Zombie, dinosaurs and crocodiles

It’s that time of year when everyone seems to review the past year and plan for the next one. Seems an appropriate time for me to blow the dust off a draft post I started near the beginning of 2013 but never quite completed. Why appropriate? Because it’s about looking back and looking forward.

Zombies, dinosaurs and crocodiles? No, not some dynamic new icebreaker game, but a summary of an ongoing conversation Rhizome folk started in 2013. We’re always talking about the role of Rhizome in the wider world and we often find ourselves critical of the social action movement, including, sometimes, those who support it with training and facilitation (and yes, we do include ourselves in that category).

photo: Bob Jagendorf
photo: Bob Jagendorf

It all started with a comparison of the social action movement with a zombie. (Un)dead on its feet but staggering on regardless, moribund. That’s not to say there’s no change or innovation, but it’s often within the same tired paradigm. A bit harsh? Maybe, but there’s a good deal of merit in the argument that it’s a movement that needs to revitalise or become irrelevant

And talking of things no longer alive, as part of the same

Barry Kid Photography
Barry Kid Photography

conversation we paused to ask ourselves whether Rhizome was in fact a collective of dinosaurs. Just a bunch of out of date fossils with a nostalgic view of how change should be made (cue: “in my day we didn’t have t’internet. Our office were in a paper bag in a septic tank and had to weave our own campaign banners out of cold gravel…and we considered ourselves well resourced”…. “Office? You had an office?….”).
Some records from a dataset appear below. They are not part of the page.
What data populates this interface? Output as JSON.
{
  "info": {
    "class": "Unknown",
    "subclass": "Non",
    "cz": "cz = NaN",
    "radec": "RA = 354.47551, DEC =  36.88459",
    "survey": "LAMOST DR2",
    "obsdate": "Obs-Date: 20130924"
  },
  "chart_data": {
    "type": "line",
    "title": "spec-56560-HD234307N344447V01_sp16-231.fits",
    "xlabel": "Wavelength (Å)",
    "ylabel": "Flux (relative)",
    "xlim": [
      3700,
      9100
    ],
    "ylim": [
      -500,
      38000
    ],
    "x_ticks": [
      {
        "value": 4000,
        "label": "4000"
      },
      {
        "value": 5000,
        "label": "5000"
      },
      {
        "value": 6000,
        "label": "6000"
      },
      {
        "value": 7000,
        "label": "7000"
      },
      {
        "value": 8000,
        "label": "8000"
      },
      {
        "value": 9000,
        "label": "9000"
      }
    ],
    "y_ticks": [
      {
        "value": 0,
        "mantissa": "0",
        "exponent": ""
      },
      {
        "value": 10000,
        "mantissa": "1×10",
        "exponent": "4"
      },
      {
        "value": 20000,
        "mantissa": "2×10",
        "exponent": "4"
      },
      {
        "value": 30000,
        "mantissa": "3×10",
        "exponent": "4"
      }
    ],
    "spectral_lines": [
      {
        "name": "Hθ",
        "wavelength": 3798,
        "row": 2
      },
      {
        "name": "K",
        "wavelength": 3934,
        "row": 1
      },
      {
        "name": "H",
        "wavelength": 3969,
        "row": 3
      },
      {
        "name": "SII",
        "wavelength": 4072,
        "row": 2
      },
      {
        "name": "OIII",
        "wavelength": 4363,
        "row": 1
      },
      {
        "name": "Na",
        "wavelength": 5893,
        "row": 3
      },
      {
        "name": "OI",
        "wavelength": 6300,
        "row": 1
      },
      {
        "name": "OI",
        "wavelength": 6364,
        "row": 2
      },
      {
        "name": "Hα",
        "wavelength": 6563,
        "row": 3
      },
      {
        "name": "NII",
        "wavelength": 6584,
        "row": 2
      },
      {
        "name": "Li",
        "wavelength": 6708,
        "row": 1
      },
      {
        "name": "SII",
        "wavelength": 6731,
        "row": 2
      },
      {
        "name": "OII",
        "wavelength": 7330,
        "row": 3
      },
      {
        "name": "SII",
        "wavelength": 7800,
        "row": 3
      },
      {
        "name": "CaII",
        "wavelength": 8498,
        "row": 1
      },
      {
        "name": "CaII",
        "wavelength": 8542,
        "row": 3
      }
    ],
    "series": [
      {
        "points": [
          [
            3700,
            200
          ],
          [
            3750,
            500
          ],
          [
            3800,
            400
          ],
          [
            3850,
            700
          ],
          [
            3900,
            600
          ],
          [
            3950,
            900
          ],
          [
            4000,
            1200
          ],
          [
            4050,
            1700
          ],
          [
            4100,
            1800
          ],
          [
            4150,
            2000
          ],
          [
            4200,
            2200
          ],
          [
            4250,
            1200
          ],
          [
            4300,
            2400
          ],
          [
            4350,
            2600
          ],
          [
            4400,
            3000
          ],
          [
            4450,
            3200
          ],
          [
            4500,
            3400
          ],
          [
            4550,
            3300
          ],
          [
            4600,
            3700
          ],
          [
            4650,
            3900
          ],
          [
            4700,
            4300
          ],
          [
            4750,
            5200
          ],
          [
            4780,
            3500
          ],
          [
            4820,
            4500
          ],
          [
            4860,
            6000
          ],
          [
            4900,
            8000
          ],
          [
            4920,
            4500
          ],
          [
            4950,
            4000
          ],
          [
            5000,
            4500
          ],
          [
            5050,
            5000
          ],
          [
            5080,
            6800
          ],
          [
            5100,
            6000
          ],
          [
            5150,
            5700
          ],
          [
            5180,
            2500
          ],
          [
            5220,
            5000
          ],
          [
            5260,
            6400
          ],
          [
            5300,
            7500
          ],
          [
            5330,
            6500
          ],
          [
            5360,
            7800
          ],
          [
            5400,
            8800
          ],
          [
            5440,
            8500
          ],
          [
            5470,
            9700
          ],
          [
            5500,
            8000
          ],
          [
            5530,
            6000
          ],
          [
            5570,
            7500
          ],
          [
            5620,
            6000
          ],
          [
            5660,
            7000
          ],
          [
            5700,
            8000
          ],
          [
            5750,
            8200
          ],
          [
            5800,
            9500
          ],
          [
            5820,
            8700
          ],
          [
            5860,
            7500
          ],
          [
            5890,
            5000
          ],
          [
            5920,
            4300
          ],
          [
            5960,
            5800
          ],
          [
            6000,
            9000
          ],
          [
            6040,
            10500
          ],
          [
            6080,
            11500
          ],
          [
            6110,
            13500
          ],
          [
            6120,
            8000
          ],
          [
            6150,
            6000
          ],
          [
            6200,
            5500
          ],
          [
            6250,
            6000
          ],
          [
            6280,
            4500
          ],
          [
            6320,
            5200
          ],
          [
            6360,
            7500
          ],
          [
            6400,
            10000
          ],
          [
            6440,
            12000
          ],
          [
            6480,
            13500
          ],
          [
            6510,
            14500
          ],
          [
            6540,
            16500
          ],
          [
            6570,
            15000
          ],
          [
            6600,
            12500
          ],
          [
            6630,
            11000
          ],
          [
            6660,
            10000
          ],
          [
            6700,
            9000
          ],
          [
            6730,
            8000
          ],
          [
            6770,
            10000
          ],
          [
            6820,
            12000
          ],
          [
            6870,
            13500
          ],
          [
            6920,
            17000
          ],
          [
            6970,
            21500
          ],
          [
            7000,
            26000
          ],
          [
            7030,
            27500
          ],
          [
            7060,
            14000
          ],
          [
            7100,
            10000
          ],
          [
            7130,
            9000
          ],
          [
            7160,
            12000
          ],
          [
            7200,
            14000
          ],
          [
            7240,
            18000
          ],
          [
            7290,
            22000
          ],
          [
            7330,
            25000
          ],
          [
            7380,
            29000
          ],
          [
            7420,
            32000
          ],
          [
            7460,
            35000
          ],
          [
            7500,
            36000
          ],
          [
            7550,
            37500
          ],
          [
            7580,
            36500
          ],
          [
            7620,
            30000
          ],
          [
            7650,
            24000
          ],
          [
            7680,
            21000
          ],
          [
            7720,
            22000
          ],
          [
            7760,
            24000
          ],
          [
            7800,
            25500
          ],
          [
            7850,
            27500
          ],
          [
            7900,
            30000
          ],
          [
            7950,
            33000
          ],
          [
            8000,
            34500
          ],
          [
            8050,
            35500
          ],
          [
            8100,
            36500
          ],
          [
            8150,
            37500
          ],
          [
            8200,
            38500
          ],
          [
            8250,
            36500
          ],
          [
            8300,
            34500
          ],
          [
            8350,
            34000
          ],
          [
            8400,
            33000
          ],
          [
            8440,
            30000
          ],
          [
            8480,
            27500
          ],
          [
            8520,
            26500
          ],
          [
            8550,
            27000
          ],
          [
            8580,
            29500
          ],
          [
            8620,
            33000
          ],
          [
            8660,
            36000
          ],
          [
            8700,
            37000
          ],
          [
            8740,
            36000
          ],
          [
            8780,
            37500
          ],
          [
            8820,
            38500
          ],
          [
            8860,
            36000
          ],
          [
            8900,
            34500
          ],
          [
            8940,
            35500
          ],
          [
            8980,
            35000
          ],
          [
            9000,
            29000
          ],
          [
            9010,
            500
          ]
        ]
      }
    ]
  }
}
After all we talk a language of community building and collective action but not in a ‘Big Society’ way. Our ideas of community might seem a bit pre-Thatcher.We promote face-to-face interaction, and we do so by delivering most of our work face-to-face – no  e-learning, no youtube channel. If it wasn’t for this blog, who knows where we’d be? We put most of our effort into supporting group-work, not building the capacity of individual key mobilisers, or whatever the jargon is at the moment. We champion participatory collective action which seems to fly in the face of ever-increasing individualism. And individualism isn’t something that just happens when we’re acting alone. So many of our group meetings are full of individuals working towards their individual agendas. It’s one big reason why we’re not more effective and one of the reasons we ask groups to take the time to work on their internal processes despite the seeming urgency of the issues they’re working on. We continue to promote consensus decision-making despite the (often valid) critiques of how it has been used by Climate camp or Occupy.

For goodness sake we’ve recently written a document citing the nonconformist movement of the eighteenth and nineteenth centuries. Isn’t it time we stopped harking on about the past as if it were some kind of utopia and get on with building the future utopia? Do we just need to get with the times or put ourselves out to grass?

Norbert Nagel / Wikimedia Commons
Norbert Nagel / Wikimedia Commons

As it happens, we settled on an image of ourselves as crocodiles – more or less prehistoric but surviving and thriving to this day where many younger species have failed.

We look at the social action movement and see quite a few babies being hurled out with the bath water as change after change is made in everything but mindset. We see NGOs struggling to find a model that delivers the maximum change – networks of groups, well-resourced individuals, mobilising masses of supporters in 5 minute armchair actions

When I look back on the work Rhizome has done over the past few years, I believe we have a lot to offer present and future change-makers. We focus on changing mindsets, values, and attitudes over giving people skills and tools. Tools without appropriate understanding are next to useless. The inspiration we draw from participatory movements of the past is all about building a new culture of democracy, helping individuals to genuinely co-operate and work collectively for their utopia, whatever that might be. We want to build diverse communities not movement of individuals. You might find that if we build those communities, we’re living utopia long before we’ve “won” all our campaigns. See you in 2014.